Taichung is a city in Taiwan that is vnery friendly to Japanese. I have many friends here, and we often get together or play ball games. I think that Taiwanese’s zeal allow themselves to make good friends with others quickly, which is a characteristic that Japanese lack. For Japanese, even though living together, people seldom have conversations.
We often go abroad for traveling and I have been to many places and I think Taichung is a very good place, with numerous humane features and landscapes. When coming to Taichung, many of my friends ask me to take them to have Bubble Tea in a traditional night market. If there was a night market around a five-star hotel within the city catering to forgein needs, I believe that it would attract foreign tourists. Japanese prefer places with “old-time flavor”, such as the Jhonghua Night Market or the Jhong Siao Night Market. In Japan, few night markets exist, except when temple fairs offer temporary congregation during festivals.

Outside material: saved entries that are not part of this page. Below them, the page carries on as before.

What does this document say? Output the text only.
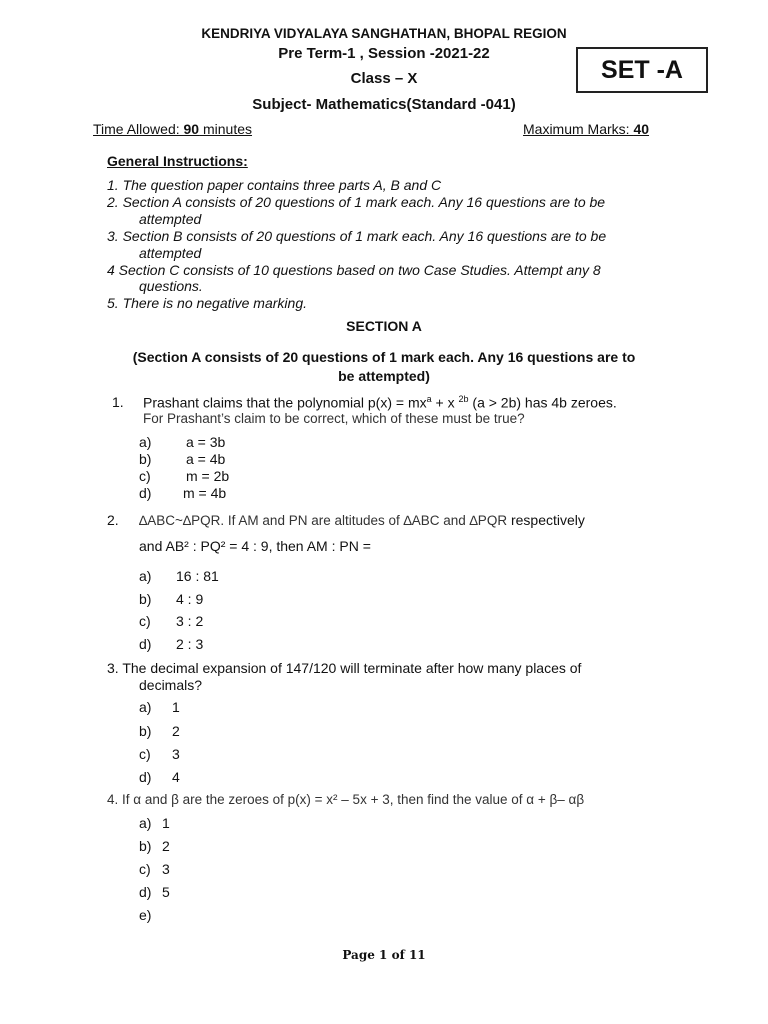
KENDRIYA VIDYALAYA SANGHATHAN, BHOPAL REGION
Pre Term-1 , Session -2021-22
Class – X
Subject- Mathematics(Standard -041)
SET -A
Time Allowed: 90 minutes	Maximum Marks: 40
General Instructions:
1. The question paper contains three parts A, B and C
2. Section A consists of 20 questions of 1 mark each. Any 16 questions are to be
attempted
3. Section B consists of 20 questions of 1 mark each. Any 16 questions are to be
attempted
4 Section C consists of 10 questions based on two Case Studies. Attempt any 8
questions.
5. There is no negative marking.
SECTION A
(Section A consists of 20 questions of 1 mark each. Any 16 questions are to
be attempted)
1. Prashant claims that the polynomial $p(x) = mx^a + x$ $^{2b}$ (a > 2b) has 4b zeroes.
For Prashant’s claim to be correct, which of these must be true?
a) a = 3b
b) a = 4b
c)	m = 2b
d) m = 4b
2. ∆ABC~∆PQR. If AM and PN are altitudes of ∆ABC and ∆PQR respectively
and AB² : PQ² = 4 : 9, then AM : PN =
a) 16 : 81
b) 4 : 9
c) 3 : 2
d) 2 : 3
3. The decimal expansion of 147/120 will terminate after how many places of
decimals?
a) 1
b) 2
c) 3
d) 4
4. If α and β are the zeroes of p(x) = x² – 5x + 3, then find the value of α + β– αβ
a) 1
b) 2
c) 3
d) 5
e)
Page 1 of 11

I live in an urban district in Taichung and it takes less than 1 hour to reach the golf club and for a person, like me, who likes to “meet friends through golf” this is very lucky. The golf club in this Taichung suburb not only boasts great facilities, but also offers inexpensive fees. I often have the thought of settling down here forever if it were not for my mother, who still lives in Japan, because I am very happy living here.